Minimal Al promotes dual-superlattice precipitates in Ni_2.1CoCrFeTa_0.2 high entropy alloy with excellent tensile properties

L1₂ and D0₂₂ superlattices have shown excellent strengthening effects and good thermal stability in high entropy alloys (HEA). Cooperating these two precipitates in one alloy has been proved promising in enhancing the comprehensive properties. However, design of the dual-superlattice precipitates in HEAs is still challenging due to unexplored interactions between the L1₂ and D0₂₂ phases during thermal aging. Here, we showed that addition of minimal L1₂-forming Al (0.5 at. %) led to L1₂-D0₂₂ dual superlattice precipitates in Ni_2.1CoCrFeTa_0.2. Our results showed that as the content of Al increases from 0 to only 1 at. %, the dominant precipitates in Ni_2.1CoCrFeTa_0.2 changed from single D0₂₂ phase to L1₂-D0₂₂ dual phases, and finally single L1₂ phase.

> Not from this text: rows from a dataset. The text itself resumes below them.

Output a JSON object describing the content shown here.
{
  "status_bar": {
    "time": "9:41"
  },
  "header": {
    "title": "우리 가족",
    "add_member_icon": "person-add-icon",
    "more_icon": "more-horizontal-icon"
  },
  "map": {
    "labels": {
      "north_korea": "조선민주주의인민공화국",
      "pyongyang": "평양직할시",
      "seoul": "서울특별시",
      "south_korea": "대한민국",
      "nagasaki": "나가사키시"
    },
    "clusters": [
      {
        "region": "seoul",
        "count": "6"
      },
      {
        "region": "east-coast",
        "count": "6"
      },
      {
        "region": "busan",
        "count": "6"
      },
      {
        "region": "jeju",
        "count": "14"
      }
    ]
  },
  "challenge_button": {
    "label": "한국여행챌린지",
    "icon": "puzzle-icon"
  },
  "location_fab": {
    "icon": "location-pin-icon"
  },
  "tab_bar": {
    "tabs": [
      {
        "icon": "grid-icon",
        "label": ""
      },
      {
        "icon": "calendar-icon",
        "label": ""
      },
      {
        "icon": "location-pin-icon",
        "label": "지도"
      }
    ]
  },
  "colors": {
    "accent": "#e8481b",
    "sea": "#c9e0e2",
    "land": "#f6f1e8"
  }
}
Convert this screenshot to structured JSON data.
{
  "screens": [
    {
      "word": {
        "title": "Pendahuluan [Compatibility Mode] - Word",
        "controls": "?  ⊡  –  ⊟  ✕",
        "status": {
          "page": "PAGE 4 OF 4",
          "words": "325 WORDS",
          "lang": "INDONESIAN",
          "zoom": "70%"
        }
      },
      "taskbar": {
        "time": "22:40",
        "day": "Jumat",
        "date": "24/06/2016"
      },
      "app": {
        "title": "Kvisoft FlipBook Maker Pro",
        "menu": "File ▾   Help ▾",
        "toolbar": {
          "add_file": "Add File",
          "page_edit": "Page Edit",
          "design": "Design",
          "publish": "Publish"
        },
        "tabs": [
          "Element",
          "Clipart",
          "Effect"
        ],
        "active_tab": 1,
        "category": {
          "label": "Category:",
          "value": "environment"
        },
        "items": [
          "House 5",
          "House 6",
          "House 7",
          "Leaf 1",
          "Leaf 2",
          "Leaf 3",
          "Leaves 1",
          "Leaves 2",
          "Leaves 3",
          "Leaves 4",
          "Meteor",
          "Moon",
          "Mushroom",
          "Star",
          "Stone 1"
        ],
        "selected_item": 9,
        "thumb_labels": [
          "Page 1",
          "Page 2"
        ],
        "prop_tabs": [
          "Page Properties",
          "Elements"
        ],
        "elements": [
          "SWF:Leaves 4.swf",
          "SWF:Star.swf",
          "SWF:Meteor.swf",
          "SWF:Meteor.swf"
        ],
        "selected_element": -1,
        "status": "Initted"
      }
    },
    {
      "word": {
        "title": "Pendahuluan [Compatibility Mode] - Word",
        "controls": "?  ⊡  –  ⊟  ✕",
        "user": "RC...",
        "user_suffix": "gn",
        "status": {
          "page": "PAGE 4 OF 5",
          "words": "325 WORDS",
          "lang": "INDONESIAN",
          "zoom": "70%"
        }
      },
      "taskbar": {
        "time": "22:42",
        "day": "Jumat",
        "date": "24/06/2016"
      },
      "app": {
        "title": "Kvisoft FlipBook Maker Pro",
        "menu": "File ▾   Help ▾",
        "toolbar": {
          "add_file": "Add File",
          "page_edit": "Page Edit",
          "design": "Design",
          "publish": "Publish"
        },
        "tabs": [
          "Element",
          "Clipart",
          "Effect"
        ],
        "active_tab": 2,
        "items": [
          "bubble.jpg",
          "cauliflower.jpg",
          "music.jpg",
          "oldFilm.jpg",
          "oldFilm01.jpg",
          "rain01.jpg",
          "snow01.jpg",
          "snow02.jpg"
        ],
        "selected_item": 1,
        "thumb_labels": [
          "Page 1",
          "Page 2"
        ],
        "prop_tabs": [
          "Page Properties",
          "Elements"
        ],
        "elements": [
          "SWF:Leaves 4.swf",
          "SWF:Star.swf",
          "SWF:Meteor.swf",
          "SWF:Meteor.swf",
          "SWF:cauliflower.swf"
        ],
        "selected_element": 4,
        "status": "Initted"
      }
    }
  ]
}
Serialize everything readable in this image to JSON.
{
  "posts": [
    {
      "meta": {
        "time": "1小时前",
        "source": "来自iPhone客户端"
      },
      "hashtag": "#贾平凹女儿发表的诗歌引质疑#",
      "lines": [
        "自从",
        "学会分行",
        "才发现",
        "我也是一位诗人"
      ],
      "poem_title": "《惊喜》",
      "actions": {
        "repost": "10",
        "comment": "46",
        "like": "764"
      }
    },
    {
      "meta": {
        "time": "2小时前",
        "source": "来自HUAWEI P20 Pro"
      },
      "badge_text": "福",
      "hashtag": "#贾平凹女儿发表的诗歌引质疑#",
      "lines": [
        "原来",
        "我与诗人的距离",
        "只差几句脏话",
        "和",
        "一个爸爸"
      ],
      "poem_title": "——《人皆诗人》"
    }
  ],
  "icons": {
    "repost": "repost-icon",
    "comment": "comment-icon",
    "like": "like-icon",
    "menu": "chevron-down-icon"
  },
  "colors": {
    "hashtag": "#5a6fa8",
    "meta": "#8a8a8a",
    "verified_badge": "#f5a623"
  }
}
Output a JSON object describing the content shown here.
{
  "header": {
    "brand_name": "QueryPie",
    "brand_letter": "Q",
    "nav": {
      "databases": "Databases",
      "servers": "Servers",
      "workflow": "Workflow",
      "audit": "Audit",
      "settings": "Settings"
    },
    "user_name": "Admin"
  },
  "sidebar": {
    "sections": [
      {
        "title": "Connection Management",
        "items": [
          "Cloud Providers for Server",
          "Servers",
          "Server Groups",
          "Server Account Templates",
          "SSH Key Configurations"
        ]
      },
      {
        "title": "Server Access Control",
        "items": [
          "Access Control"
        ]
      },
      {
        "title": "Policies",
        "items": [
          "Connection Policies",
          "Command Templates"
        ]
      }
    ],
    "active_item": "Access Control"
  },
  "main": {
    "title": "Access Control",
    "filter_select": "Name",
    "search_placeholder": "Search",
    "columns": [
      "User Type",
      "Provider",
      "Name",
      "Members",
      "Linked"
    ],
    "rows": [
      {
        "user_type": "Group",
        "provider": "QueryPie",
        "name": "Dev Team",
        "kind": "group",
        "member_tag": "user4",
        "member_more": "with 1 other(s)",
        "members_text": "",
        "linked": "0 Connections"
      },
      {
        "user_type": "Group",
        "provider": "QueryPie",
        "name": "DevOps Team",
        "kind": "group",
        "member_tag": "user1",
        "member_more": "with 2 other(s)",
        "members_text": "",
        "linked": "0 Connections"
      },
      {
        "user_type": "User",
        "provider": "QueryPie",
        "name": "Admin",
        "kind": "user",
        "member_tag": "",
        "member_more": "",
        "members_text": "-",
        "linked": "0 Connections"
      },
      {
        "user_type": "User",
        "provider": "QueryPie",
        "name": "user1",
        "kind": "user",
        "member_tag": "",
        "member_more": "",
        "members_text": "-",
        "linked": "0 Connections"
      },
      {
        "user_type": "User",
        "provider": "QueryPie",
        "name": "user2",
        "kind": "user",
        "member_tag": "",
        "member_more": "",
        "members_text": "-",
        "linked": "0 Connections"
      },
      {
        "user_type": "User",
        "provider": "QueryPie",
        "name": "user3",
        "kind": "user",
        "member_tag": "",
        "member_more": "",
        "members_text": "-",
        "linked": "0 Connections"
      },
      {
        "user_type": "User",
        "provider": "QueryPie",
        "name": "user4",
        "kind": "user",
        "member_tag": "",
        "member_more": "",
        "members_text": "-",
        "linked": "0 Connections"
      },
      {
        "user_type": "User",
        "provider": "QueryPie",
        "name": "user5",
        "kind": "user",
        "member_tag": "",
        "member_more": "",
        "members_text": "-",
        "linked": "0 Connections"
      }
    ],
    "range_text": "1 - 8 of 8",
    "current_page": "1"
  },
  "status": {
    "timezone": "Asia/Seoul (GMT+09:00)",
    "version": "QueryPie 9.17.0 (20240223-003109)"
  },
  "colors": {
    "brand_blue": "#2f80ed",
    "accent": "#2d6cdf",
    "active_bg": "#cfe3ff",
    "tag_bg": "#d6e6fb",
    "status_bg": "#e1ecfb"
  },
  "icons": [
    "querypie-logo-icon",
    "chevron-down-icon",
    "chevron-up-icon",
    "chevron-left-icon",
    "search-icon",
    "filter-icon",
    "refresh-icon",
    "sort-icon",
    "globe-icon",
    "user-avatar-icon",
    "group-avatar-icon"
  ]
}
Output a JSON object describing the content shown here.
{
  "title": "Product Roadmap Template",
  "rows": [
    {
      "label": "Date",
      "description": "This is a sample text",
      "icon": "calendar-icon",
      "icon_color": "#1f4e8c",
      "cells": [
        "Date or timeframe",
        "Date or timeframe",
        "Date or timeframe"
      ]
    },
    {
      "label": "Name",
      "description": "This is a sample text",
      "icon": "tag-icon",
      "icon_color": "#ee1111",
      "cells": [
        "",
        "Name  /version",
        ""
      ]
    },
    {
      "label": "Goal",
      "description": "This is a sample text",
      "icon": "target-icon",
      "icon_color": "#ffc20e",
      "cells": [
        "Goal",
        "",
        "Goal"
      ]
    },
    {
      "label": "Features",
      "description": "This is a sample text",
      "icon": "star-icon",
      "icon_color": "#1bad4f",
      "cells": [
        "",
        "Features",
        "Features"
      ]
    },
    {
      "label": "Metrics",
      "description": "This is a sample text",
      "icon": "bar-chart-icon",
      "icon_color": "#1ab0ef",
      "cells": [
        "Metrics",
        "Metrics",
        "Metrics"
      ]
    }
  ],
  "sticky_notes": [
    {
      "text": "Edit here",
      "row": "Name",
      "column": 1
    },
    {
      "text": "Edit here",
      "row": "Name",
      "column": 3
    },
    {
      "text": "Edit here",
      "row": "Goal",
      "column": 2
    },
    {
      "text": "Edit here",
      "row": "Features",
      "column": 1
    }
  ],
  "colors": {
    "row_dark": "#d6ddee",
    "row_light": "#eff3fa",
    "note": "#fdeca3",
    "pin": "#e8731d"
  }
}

Samples were annealed at different temperatures ranging from 650 °C to 750 °C. When the temperature is higher than 700 °C, D0₂₂ phase become unstable, the dual-superlattice structure will be disrupted. Superior tensile strength of 1550 MPa and good fracture elongation of 16 % are achieved by aging the (Ni_2.1CoCrFeTa_0.2)_99.5Al_0.5 HEA at 700 °C for 84 h. These insights provide guidance for the design of precipitation-hardened alloys with better mechanical properties.